August 1st, 2012 – Lancaster County-Wide Communications rolls out a re-numbering of the county fire agencies in anticipation of the new radio system. All hyphens are eliminated changing Lafayette from 6-3 to 63.
December 2012 – The Duty vehicle was involved in a vehicle accident while responding to an alarm and subsequently totaled. A replacement 2003 Ford Explorer was purchased from a local dealer and up-fitted with all of the original vehicle’s equipment and some upgraded warning lighting.

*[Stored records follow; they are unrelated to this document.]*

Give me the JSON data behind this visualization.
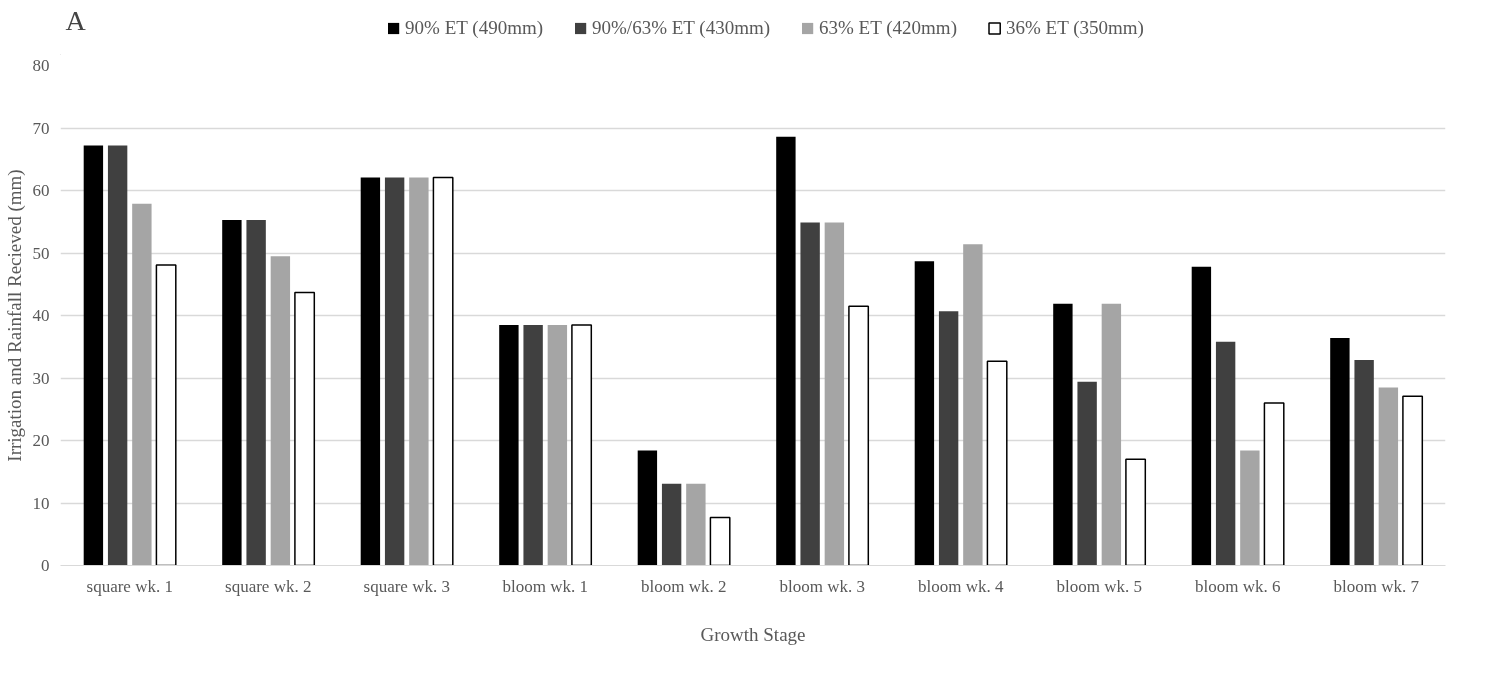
{
  "chart_data": {
    "type": "bar",
    "xlabel": "Growth Stage",
    "ylabel": "Irrigation and Rainfall Recieved (mm)",
    "annotations": [
      "A"
    ],
    "categories": [
      "square wk. 1",
      "square wk. 2",
      "square wk. 3",
      "bloom wk. 1",
      "bloom wk. 2",
      "bloom wk. 3",
      "bloom wk. 4",
      "bloom wk. 5",
      "bloom wk. 6",
      "bloom wk. 7"
    ],
    "series": [
      {
        "name": "90% ET (490mm)",
        "color": "#000000",
        "values": [
          67.2,
          55.3,
          62.1,
          38.5,
          18.4,
          68.6,
          48.7,
          41.9,
          47.8,
          36.4
        ]
      },
      {
        "name": "90%/63% ET (430mm)",
        "color": "#404040",
        "values": [
          67.2,
          55.3,
          62.1,
          38.5,
          13.1,
          54.9,
          40.7,
          29.4,
          35.8,
          32.9
        ]
      },
      {
        "name": "63% ET (420mm)",
        "color": "#a5a5a5",
        "values": [
          57.9,
          49.5,
          62.1,
          38.5,
          13.1,
          54.9,
          51.4,
          41.9,
          18.4,
          28.5
        ]
      },
      {
        "name": "36% ET (350mm)",
        "color": "#ffffff",
        "values": [
          48.1,
          43.7,
          62.1,
          38.5,
          7.7,
          41.5,
          32.7,
          17.0,
          26.0,
          27.1
        ]
      }
    ],
    "ylim": [
      0,
      80
    ],
    "yticks": [
      0,
      10,
      20,
      30,
      40,
      50,
      60,
      70,
      80
    ],
    "grid": "y",
    "legend": "top"
  }
}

July 1st 2016 – A new Squad was placed into service. The Ford F550/Swab unit was purchased new with funding from East Lampeter Township for 60% of the purchase price. This unit was purchased at a support vehicle for vehicle accidents, rescue calls, and to pull our foam trailer. This unit handles many of our minor calls to keep wear and tear off of the suppression apparatus. The total cost of this unit was $155,000.
March 2017 - Engine 63-3 (2003 Pierce Quantum Pumper) sold to Kenova, WV. This was to downsize the apparatus fleet to 2 engines, 2 squads, and the ladder truck.
February 2018 - The LFC began its Duty Crew Program, which allowed firefighters from all over to serve with the Lafayette Fire Company. This helped the LFC in return, by staffing apparatus when staffing was light.
April 2018 - The 2003 Ford Explorer had several motor issues, therefore was replaced with a 2008 Ford Expedition. The ‘08 Expedition previously served the Manheim Borough Police Department.
October 13th, 2018 - The Lafayette Fire Company celebrated 75 years of service to our community. The day consisted of a parade with apparatus from local departments and an open house.
July 1st, 2019 - The LFC and surrounding companies responded to a large outside fire in the parking lot of Tanger Outlets. The parking was being fixed after a large sinkhole had swallowed several vehicles months earlier. Several stacks of plastic grates covered with a rubber material caught fire. The initial call was for a vehicle fire, but the assignment was upgraded to a full structure response with activation of the Lancaster County Foam Task Force. It was reported the smoke could be seen from all of our surrounding counties and the state of Maryland.
May 2021 - The Company purchased a brand new Engine 63-2, which was a 2021 Pierce Enforcer. This unit replaced the 1978 Mack CF. The total cost of the new pumper was $625,000. When the new engine was placed into service, the response order for engine calls went back to being split. Engine 63-1 handles all of our vehicle-related calls, while Engine 63-2 is the first pumper to respond to any structure-related incidents.
July 2021 - The LFC launched a live-in program with four individual bunks. Two members immediately moved in. Firefighter, Ryan Whispell, and Firefighter, Jordan Adams were the first two full-time live-ins for the company.
February 2022 - The LFC purchased its first brand new Duty Officer Vehicle. The vehicle was a 2021 Ford Utility PI. The intent of purchasing a new vehicle was to get additional years of service from the vehicle, rather than having to replace a used vehicle more frequently. The total cost of this unit was $50,000.